Se me revela así como una victoria lograda por la palabra humana sobre las perversas fuerzas que intentaban, y lo siguen intentando, asfixiar al ser humano. No porque exprese con claridad ese rechazo o una esperanza, no porque Garamond haya querido oponer a esas amenazas su fidelidad a una creencia consciente o las afirmaciones de una vida interior más robusta que esa que pretende agotar sus fuentes. Sino, precisamente, porque esta poesía se impone a los demonios en la misma medida en que renuncia a toda arma en contra de su tarea: por el solo hecho de formular lo que es, el peso del mal, el poder de las pasiones enemigas, la profundidad del desamparo y, asimismo, frente a esos monstruos de la desazón, la invencible resistencia del hombre habitado por las imágenes de su memoria, llevado hacia un futuro por el movimiento espontáneo de su deseo.
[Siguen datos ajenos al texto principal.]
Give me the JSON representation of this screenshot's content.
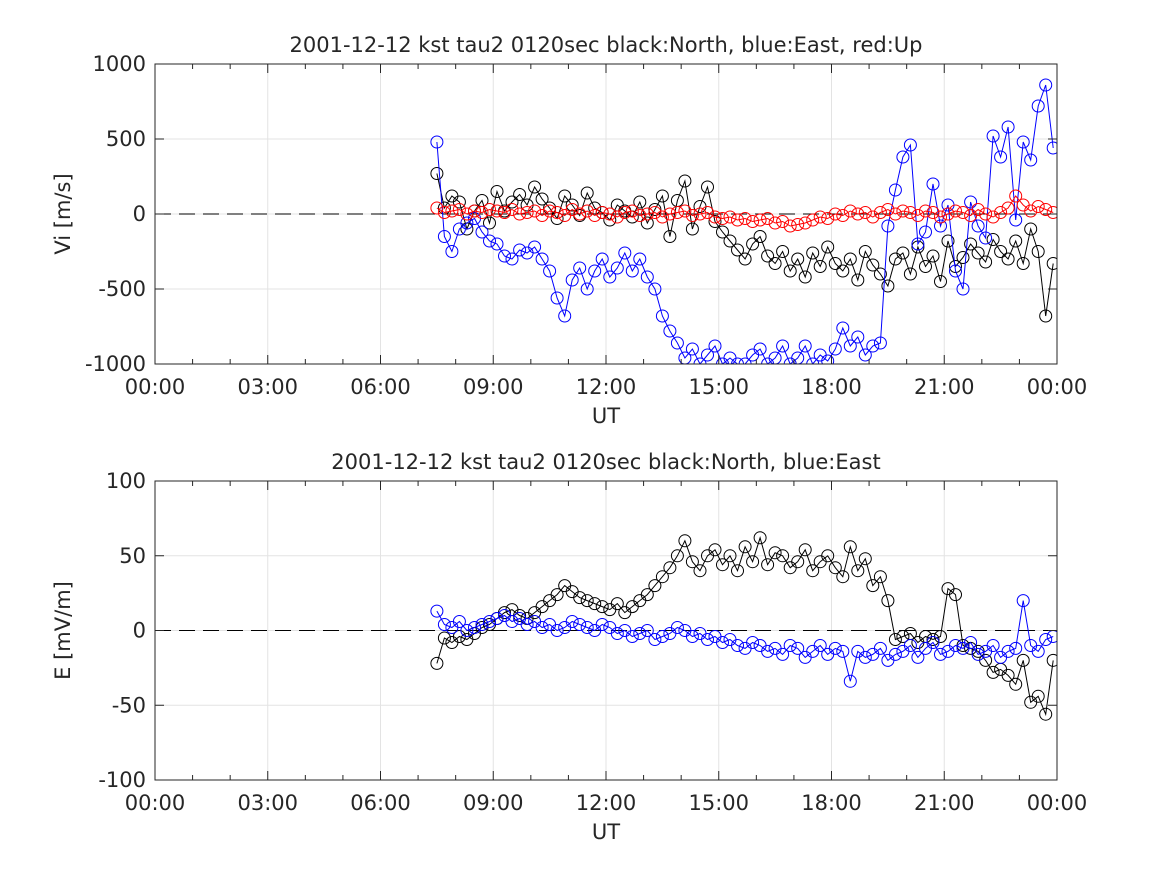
{
  "chart_data": [
    {
      "type": "scatter",
      "title": "2001-12-12 kst tau2 0120sec black:North, blue:East, red:Up",
      "xlabel": "UT",
      "ylabel": "Vi [m/s]",
      "xlim": [
        0,
        24
      ],
      "ylim": [
        -1000,
        1000
      ],
      "x_tick_labels": [
        "00:00",
        "03:00",
        "06:00",
        "09:00",
        "12:00",
        "15:00",
        "18:00",
        "21:00",
        "00:00"
      ],
      "y_tick_labels": [
        "1000",
        "500",
        "0",
        "-500",
        "-1000"
      ],
      "grid": true,
      "reference_line": 0,
      "series": [
        {
          "color": "#000000",
          "x": [
            7.5,
            7.7,
            7.9,
            8.1,
            8.3,
            8.5,
            8.7,
            8.9,
            9.1,
            9.3,
            9.5,
            9.7,
            9.9,
            10.1,
            10.3,
            10.5,
            10.7,
            10.9,
            11.1,
            11.3,
            11.5,
            11.7,
            11.9,
            12.1,
            12.3,
            12.5,
            12.7,
            12.9,
            13.1,
            13.3,
            13.5,
            13.7,
            13.9,
            14.1,
            14.3,
            14.5,
            14.7,
            14.9,
            15.1,
            15.3,
            15.5,
            15.7,
            15.9,
            16.1,
            16.3,
            16.5,
            16.7,
            16.9,
            17.1,
            17.3,
            17.5,
            17.7,
            17.9,
            18.1,
            18.3,
            18.5,
            18.7,
            18.9,
            19.1,
            19.3,
            19.5,
            19.7,
            19.9,
            20.1,
            20.3,
            20.5,
            20.7,
            20.9,
            21.1,
            21.3,
            21.5,
            21.7,
            21.9,
            22.1,
            22.3,
            22.5,
            22.7,
            22.9,
            23.1,
            23.3,
            23.5,
            23.7,
            23.9
          ],
          "y": [
            270,
            40,
            120,
            80,
            -100,
            20,
            90,
            -60,
            150,
            20,
            80,
            130,
            60,
            180,
            100,
            40,
            -30,
            120,
            60,
            -10,
            140,
            40,
            10,
            -40,
            60,
            20,
            -20,
            80,
            -60,
            30,
            120,
            -150,
            90,
            220,
            -100,
            50,
            180,
            -50,
            -120,
            -180,
            -240,
            -300,
            -200,
            -150,
            -280,
            -330,
            -250,
            -380,
            -300,
            -420,
            -260,
            -350,
            -220,
            -330,
            -380,
            -300,
            -440,
            -250,
            -340,
            -400,
            -480,
            -300,
            -260,
            -400,
            -220,
            -350,
            -280,
            -450,
            -180,
            -350,
            -290,
            -200,
            -260,
            -320,
            -170,
            -250,
            -300,
            -180,
            -330,
            -100,
            -250,
            -680,
            -330
          ]
        },
        {
          "color": "#0000ff",
          "x": [
            7.5,
            7.7,
            7.9,
            8.1,
            8.3,
            8.5,
            8.7,
            8.9,
            9.1,
            9.3,
            9.5,
            9.7,
            9.9,
            10.1,
            10.3,
            10.5,
            10.7,
            10.9,
            11.1,
            11.3,
            11.5,
            11.7,
            11.9,
            12.1,
            12.3,
            12.5,
            12.7,
            12.9,
            13.1,
            13.3,
            13.5,
            13.7,
            13.9,
            14.1,
            14.3,
            14.5,
            14.7,
            14.9,
            15.1,
            15.3,
            15.5,
            15.7,
            15.9,
            16.1,
            16.3,
            16.5,
            16.7,
            16.9,
            17.1,
            17.3,
            17.5,
            17.7,
            17.9,
            18.1,
            18.3,
            18.5,
            18.7,
            18.9,
            19.1,
            19.3,
            19.5,
            19.7,
            19.9,
            20.1,
            20.3,
            20.5,
            20.7,
            20.9,
            21.1,
            21.3,
            21.5,
            21.7,
            21.9,
            22.1,
            22.3,
            22.5,
            22.7,
            22.9,
            23.1,
            23.3,
            23.5,
            23.7,
            23.9
          ],
          "y": [
            480,
            -150,
            -250,
            -100,
            -60,
            -30,
            -120,
            -180,
            -200,
            -280,
            -300,
            -240,
            -260,
            -220,
            -300,
            -380,
            -560,
            -680,
            -440,
            -360,
            -500,
            -380,
            -300,
            -420,
            -360,
            -260,
            -380,
            -300,
            -420,
            -500,
            -680,
            -780,
            -860,
            -960,
            -900,
            -1000,
            -940,
            -880,
            -1000,
            -960,
            -1000,
            -1000,
            -940,
            -900,
            -1000,
            -960,
            -880,
            -1000,
            -960,
            -880,
            -1000,
            -940,
            -980,
            -900,
            -760,
            -880,
            -820,
            -940,
            -880,
            -860,
            -80,
            160,
            380,
            460,
            -200,
            -120,
            200,
            -80,
            60,
            -380,
            -500,
            80,
            -80,
            -160,
            520,
            380,
            580,
            -40,
            480,
            360,
            720,
            860,
            440
          ]
        },
        {
          "color": "#ff0000",
          "x": [
            7.5,
            7.7,
            7.9,
            8.1,
            8.3,
            8.5,
            8.7,
            8.9,
            9.1,
            9.3,
            9.5,
            9.7,
            9.9,
            10.1,
            10.3,
            10.5,
            10.7,
            10.9,
            11.1,
            11.3,
            11.5,
            11.7,
            11.9,
            12.1,
            12.3,
            12.5,
            12.7,
            12.9,
            13.1,
            13.3,
            13.5,
            13.7,
            13.9,
            14.1,
            14.3,
            14.5,
            14.7,
            14.9,
            15.1,
            15.3,
            15.5,
            15.7,
            15.9,
            16.1,
            16.3,
            16.5,
            16.7,
            16.9,
            17.1,
            17.3,
            17.5,
            17.7,
            17.9,
            18.1,
            18.3,
            18.5,
            18.7,
            18.9,
            19.1,
            19.3,
            19.5,
            19.7,
            19.9,
            20.1,
            20.3,
            20.5,
            20.7,
            20.9,
            21.1,
            21.3,
            21.5,
            21.7,
            21.9,
            22.1,
            22.3,
            22.5,
            22.7,
            22.9,
            23.1,
            23.3,
            23.5,
            23.7,
            23.9
          ],
          "y": [
            40,
            10,
            20,
            30,
            0,
            20,
            10,
            30,
            20,
            10,
            30,
            0,
            10,
            20,
            -10,
            20,
            10,
            -10,
            30,
            0,
            20,
            -10,
            10,
            0,
            -20,
            10,
            20,
            -10,
            0,
            10,
            -20,
            0,
            10,
            20,
            -10,
            0,
            10,
            -20,
            -30,
            -20,
            -40,
            -30,
            -50,
            -40,
            -30,
            -60,
            -50,
            -80,
            -70,
            -60,
            -40,
            -20,
            -30,
            0,
            -10,
            20,
            0,
            10,
            -20,
            10,
            30,
            0,
            20,
            10,
            -10,
            20,
            10,
            -20,
            0,
            20,
            10,
            -10,
            30,
            0,
            -20,
            10,
            40,
            120,
            60,
            20,
            50,
            30,
            10
          ]
        }
      ]
    },
    {
      "type": "scatter",
      "title": "2001-12-12 kst tau2 0120sec black:North, blue:East",
      "xlabel": "UT",
      "ylabel": "E [mV/m]",
      "xlim": [
        0,
        24
      ],
      "ylim": [
        -100,
        100
      ],
      "x_tick_labels": [
        "00:00",
        "03:00",
        "06:00",
        "09:00",
        "12:00",
        "15:00",
        "18:00",
        "21:00",
        "00:00"
      ],
      "y_tick_labels": [
        "100",
        "50",
        "0",
        "-50",
        "-100"
      ],
      "grid": true,
      "reference_line": 0,
      "series": [
        {
          "color": "#000000",
          "x": [
            7.5,
            7.7,
            7.9,
            8.1,
            8.3,
            8.5,
            8.7,
            8.9,
            9.1,
            9.3,
            9.5,
            9.7,
            9.9,
            10.1,
            10.3,
            10.5,
            10.7,
            10.9,
            11.1,
            11.3,
            11.5,
            11.7,
            11.9,
            12.1,
            12.3,
            12.5,
            12.7,
            12.9,
            13.1,
            13.3,
            13.5,
            13.7,
            13.9,
            14.1,
            14.3,
            14.5,
            14.7,
            14.9,
            15.1,
            15.3,
            15.5,
            15.7,
            15.9,
            16.1,
            16.3,
            16.5,
            16.7,
            16.9,
            17.1,
            17.3,
            17.5,
            17.7,
            17.9,
            18.1,
            18.3,
            18.5,
            18.7,
            18.9,
            19.1,
            19.3,
            19.5,
            19.7,
            19.9,
            20.1,
            20.3,
            20.5,
            20.7,
            20.9,
            21.1,
            21.3,
            21.5,
            21.7,
            21.9,
            22.1,
            22.3,
            22.5,
            22.7,
            22.9,
            23.1,
            23.3,
            23.5,
            23.7,
            23.9
          ],
          "y": [
            -22,
            -5,
            -8,
            -4,
            -6,
            -2,
            2,
            4,
            8,
            12,
            14,
            10,
            8,
            12,
            16,
            20,
            24,
            30,
            26,
            22,
            20,
            18,
            16,
            14,
            18,
            12,
            16,
            20,
            24,
            30,
            36,
            42,
            50,
            60,
            46,
            40,
            50,
            54,
            44,
            50,
            40,
            56,
            46,
            62,
            44,
            52,
            50,
            42,
            46,
            54,
            40,
            46,
            50,
            42,
            36,
            56,
            40,
            48,
            30,
            36,
            20,
            -6,
            -4,
            -2,
            -8,
            -4,
            -6,
            -4,
            28,
            24,
            -10,
            -12,
            -14,
            -20,
            -28,
            -26,
            -30,
            -36,
            -20,
            -48,
            -44,
            -56,
            -20
          ]
        },
        {
          "color": "#0000ff",
          "x": [
            7.5,
            7.7,
            7.9,
            8.1,
            8.3,
            8.5,
            8.7,
            8.9,
            9.1,
            9.3,
            9.5,
            9.7,
            9.9,
            10.1,
            10.3,
            10.5,
            10.7,
            10.9,
            11.1,
            11.3,
            11.5,
            11.7,
            11.9,
            12.1,
            12.3,
            12.5,
            12.7,
            12.9,
            13.1,
            13.3,
            13.5,
            13.7,
            13.9,
            14.1,
            14.3,
            14.5,
            14.7,
            14.9,
            15.1,
            15.3,
            15.5,
            15.7,
            15.9,
            16.1,
            16.3,
            16.5,
            16.7,
            16.9,
            17.1,
            17.3,
            17.5,
            17.7,
            17.9,
            18.1,
            18.3,
            18.5,
            18.7,
            18.9,
            19.1,
            19.3,
            19.5,
            19.7,
            19.9,
            20.1,
            20.3,
            20.5,
            20.7,
            20.9,
            21.1,
            21.3,
            21.5,
            21.7,
            21.9,
            22.1,
            22.3,
            22.5,
            22.7,
            22.9,
            23.1,
            23.3,
            23.5,
            23.7,
            23.9
          ],
          "y": [
            13,
            4,
            2,
            6,
            0,
            2,
            4,
            6,
            8,
            10,
            6,
            8,
            4,
            6,
            2,
            4,
            0,
            2,
            6,
            4,
            2,
            0,
            4,
            2,
            -2,
            0,
            -4,
            -2,
            0,
            -6,
            -4,
            -2,
            2,
            0,
            -4,
            -2,
            -6,
            -4,
            -8,
            -6,
            -10,
            -12,
            -8,
            -10,
            -14,
            -12,
            -16,
            -10,
            -12,
            -18,
            -14,
            -10,
            -16,
            -12,
            -14,
            -34,
            -14,
            -18,
            -16,
            -12,
            -20,
            -16,
            -14,
            -10,
            -18,
            -12,
            -8,
            -16,
            -14,
            -10,
            -12,
            -8,
            -16,
            -14,
            -10,
            -18,
            -14,
            -12,
            20,
            -10,
            -14,
            -6,
            -4
          ]
        }
      ]
    }
  ]
}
Hubo hombres que regresaron cargados con todo el sufrimiento padecido, abrumados por creerlo en vano, con el sentimiento destructor de haber perdido solo años que habrían podido ser dedicados a la luz, al amor, a la belleza del mundo. Y nosotros no osamos alzar la voz contra su testimonio, no nos sentimos con derecho a luchar contra su tristeza o a cuestionar lo que habrían de decir sobre la crueldad o la bajeza de sus verdugos y de los cobardes. Raros son aquellos que al regresar de esas mismas soledades, resurgiendo del mismísimo infierno, se atreven todavía a creer en el ser humano y no quieren que, por delante de nuestros pasos, el horizonte entero sea definitivamente sellado como el tragaluz de un calabozo. Jean Garamond forma parte de ese testimonio contra la desesperanza. Su evolución poética nos lo demuestra de manera ejemplar.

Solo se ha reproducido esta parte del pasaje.